Nada avala, sin embargo, esa presunción. Por ejemplo –y no es un ejemplo cualquiera-, la experiencia de las últimas décadas en la “Europa Social”, la que algunos reivindican y añoran como alternativa a la globalización auspiciada por los mercados, resulta reveladora al respecto. En esos años el PIB de las economías comunitarias aumentó, al tiempo que se generalizó el estancamiento salarial, creció la desigualdad, avanzó la precariedad y se extendió la pobreza, no sólo entre los excluidos y marginales, los perdedores de siempre, sino también entre los que disfrutaban de un empleo. La presión fiscal descansó, cada vez más, sobre los ingresos de los trabajadores asalariados, mientras que los beneficios, las rentas del capital y las grandes fortunas pagaron menos impuestos (esta es la crisis fiscal que oculta el discurso dominante). Se trataba de un crecimiento por lo demás insostenible pues descansó en un consumo despilfarrador de materiales y energías no renovables y en la degradación de las condiciones medioambientales; un crecimiento que destruyó riqueza, comprometiendo, en consecuencia, el nivel de vida del conjunto de la población y, muy especialmente, del de los más pobres. Esto sucedía, con mayor o menor intensidad, tanto en las economías meridionales, con tejidos productivos débiles, como en las más avanzadas del continente. Y lo más importante, esta deriva se producía en un contexto caracterizado por relativamente fuertes estados de bienestar y unas izquierdas políticas y sindicales influyentes, algunas de las cuales llegaron a gobernar, y en consecuencia también fueron responsables de esa deriva.
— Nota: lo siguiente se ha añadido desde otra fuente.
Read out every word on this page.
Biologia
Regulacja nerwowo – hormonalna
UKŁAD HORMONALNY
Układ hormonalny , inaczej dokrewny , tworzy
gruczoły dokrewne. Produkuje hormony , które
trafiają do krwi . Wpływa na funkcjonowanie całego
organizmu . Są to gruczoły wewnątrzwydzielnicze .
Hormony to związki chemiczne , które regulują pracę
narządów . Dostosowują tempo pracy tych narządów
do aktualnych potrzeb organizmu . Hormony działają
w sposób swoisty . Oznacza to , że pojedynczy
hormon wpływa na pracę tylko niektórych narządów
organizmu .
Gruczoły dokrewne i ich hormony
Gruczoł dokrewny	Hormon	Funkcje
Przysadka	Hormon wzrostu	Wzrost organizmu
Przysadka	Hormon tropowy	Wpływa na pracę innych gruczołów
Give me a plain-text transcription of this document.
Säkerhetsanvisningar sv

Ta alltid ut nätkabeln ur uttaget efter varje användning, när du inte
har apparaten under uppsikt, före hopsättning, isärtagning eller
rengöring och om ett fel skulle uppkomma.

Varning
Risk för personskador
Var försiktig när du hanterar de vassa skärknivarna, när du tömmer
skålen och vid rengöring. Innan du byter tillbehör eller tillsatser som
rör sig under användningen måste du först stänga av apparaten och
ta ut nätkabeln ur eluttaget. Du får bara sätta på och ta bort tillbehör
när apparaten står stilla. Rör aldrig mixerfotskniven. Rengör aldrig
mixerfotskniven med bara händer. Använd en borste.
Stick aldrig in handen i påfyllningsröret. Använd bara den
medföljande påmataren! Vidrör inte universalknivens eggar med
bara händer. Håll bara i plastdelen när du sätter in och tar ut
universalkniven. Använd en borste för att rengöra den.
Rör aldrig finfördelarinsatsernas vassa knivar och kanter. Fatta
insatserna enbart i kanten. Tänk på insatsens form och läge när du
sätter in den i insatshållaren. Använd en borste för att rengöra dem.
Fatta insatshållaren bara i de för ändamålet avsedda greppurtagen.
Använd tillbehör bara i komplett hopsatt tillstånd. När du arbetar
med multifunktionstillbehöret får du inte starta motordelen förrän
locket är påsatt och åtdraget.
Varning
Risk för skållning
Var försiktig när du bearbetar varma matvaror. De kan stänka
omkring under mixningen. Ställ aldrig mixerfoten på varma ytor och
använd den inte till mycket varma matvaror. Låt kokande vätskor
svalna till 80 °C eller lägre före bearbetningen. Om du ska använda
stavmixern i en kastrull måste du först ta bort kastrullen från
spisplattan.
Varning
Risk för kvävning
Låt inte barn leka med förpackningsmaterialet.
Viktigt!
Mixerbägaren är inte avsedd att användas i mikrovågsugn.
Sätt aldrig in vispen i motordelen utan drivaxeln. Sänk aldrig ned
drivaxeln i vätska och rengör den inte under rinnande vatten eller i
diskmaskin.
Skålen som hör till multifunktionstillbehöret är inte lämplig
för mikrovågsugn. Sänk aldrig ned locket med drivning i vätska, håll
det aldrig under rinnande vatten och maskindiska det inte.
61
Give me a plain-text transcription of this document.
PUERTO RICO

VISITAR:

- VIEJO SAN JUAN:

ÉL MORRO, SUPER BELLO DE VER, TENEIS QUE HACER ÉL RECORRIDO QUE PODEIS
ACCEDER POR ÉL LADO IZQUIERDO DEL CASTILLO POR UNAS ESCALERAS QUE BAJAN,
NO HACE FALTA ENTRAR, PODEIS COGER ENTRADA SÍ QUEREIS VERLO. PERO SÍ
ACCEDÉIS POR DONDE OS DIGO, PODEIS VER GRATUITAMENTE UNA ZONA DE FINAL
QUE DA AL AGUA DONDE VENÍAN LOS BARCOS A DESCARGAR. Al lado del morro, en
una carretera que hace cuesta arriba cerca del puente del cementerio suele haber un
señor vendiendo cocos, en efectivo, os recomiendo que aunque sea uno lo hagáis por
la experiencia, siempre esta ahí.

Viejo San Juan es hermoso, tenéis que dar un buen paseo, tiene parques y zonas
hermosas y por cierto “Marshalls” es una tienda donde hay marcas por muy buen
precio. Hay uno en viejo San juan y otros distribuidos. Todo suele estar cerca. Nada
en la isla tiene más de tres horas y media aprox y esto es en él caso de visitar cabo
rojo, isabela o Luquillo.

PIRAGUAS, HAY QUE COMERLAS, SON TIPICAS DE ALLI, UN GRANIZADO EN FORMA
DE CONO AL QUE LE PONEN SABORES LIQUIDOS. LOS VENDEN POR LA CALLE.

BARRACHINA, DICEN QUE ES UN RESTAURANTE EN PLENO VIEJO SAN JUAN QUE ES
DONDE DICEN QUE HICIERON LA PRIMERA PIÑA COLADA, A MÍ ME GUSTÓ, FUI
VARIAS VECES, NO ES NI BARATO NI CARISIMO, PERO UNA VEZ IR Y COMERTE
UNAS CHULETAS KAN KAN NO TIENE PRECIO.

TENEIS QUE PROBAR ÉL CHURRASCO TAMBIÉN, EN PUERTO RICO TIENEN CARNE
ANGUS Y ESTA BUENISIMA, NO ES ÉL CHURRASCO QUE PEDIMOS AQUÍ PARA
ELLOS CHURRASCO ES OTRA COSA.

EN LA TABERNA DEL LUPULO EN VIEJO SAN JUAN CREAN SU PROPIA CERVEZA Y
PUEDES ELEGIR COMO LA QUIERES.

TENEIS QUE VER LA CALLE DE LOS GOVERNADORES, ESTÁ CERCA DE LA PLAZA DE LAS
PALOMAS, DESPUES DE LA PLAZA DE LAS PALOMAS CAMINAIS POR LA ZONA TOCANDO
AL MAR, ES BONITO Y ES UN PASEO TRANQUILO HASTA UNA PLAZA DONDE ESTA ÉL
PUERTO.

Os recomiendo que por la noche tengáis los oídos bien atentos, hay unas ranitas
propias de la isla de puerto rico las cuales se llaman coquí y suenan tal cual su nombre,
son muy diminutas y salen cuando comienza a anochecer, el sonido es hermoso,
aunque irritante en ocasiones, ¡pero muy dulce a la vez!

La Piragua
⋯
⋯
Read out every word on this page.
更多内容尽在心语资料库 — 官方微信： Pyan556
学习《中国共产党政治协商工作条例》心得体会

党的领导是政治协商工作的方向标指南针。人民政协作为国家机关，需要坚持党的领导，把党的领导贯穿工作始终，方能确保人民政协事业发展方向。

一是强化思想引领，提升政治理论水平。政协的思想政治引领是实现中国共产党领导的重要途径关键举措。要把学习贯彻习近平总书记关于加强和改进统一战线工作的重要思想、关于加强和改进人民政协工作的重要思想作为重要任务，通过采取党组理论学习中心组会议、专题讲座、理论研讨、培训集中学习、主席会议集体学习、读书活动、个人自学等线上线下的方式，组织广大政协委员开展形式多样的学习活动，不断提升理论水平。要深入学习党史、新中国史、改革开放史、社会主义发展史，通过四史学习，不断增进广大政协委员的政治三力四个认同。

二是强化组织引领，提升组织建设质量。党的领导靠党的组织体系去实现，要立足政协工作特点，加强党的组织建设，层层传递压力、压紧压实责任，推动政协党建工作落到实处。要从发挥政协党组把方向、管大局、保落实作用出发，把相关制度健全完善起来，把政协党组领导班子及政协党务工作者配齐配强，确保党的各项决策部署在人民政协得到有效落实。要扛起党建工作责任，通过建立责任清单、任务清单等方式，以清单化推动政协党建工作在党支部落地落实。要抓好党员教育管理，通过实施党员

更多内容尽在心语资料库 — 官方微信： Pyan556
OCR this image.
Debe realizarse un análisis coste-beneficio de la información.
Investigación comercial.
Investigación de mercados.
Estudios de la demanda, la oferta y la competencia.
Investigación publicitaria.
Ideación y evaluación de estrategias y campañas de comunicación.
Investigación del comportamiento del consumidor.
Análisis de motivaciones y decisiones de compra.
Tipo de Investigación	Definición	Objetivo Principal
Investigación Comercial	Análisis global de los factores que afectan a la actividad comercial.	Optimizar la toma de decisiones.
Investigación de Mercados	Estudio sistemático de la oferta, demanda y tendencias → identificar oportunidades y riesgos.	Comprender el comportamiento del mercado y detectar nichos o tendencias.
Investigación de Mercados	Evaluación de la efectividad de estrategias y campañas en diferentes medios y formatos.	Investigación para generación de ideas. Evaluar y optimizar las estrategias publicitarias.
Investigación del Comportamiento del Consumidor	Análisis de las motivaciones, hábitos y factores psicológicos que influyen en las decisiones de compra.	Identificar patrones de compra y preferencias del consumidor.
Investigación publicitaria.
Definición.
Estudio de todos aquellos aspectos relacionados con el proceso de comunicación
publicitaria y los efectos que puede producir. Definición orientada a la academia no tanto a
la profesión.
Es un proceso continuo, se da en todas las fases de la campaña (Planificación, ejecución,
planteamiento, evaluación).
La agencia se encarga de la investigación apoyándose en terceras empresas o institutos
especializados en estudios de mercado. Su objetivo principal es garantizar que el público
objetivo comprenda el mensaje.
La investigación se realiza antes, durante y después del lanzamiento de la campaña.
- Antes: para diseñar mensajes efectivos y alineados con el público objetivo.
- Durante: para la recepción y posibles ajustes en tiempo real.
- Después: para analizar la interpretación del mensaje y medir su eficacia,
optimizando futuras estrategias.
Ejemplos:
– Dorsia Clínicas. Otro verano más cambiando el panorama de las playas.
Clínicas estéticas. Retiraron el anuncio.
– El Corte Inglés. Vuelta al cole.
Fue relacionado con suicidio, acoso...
¿Hay alguna razón para suponer que el retorno al crecimiento, todavía balbuceante, abrirá un camino distinto al recorrido en las últimas décadas? Todo lo contrario, están creándose las condiciones para que la situación empeore, puede que de manera irreversible. Las oligarquías económicas, en connivencia con las elites políticas, además de enriquecerse con la crisis, se encuentran cada vez más fuertes y arrogantes, en disposición de imponer sus designios y hacer prevalecer sus intereses. El desmantelamiento de los estados de bienestar y de los espacios de negociación colectiva abren posibilidades de negocio a los capitales privados e intensifican la explotación de la fuerza de trabajo. Y la población, entre la frustración, ante el imparable tsunami conservador, y el temor de que todo puede ir a peor. Nunca habían estado tan desequilibradas las relaciones de poder en la Europa comunitaria. Con ese desequilibrio, el crecimiento económico –del que todavía estamos muy lejos, no lo olvidemos- reproduciría de manera ampliada las asimetrías que ya eran perfectamente visibles antes de la implosión financiera.

Entre tanto, la izquierda tradicional concentra buena parte de su artillería en cuestionar la recuperación del PIB por insuficiente y en criticar los efectos contractivos de los ajustes presupuestarios, insistiendo en la conveniencia de flexibilizar las políticas de estabilidad macroeconómica, dando más cancha a las medidas contracíclicas de inspiración keynesiana. En otras palabras, exigiendo situar el crecimiento económico en el corazón de las políticas gubernamentales

Una izquierda debilitada y desorientada, preocupada (siempre lo ha estado) por presentar una imagen de “respetabilidad, realismo y responsabilidad”. Atrapada en la sacrosanta iconografía del crecimiento, no parece capaz de abrir un debate social y, mucho menos, articular una acción política sobre el contenido y la sostenibilidad de los procesos económicos, los que han prevalecido en las pasadas décadas, los actuales y los que se avecinan. Reflexión muy necesaria, sobre todo ahora que se anuncia el fin de la recesión y la superación de la crisis, e imprescindible para dotar de señas de identidad a una izquierda con voluntad de transformar el actual orden de cosas.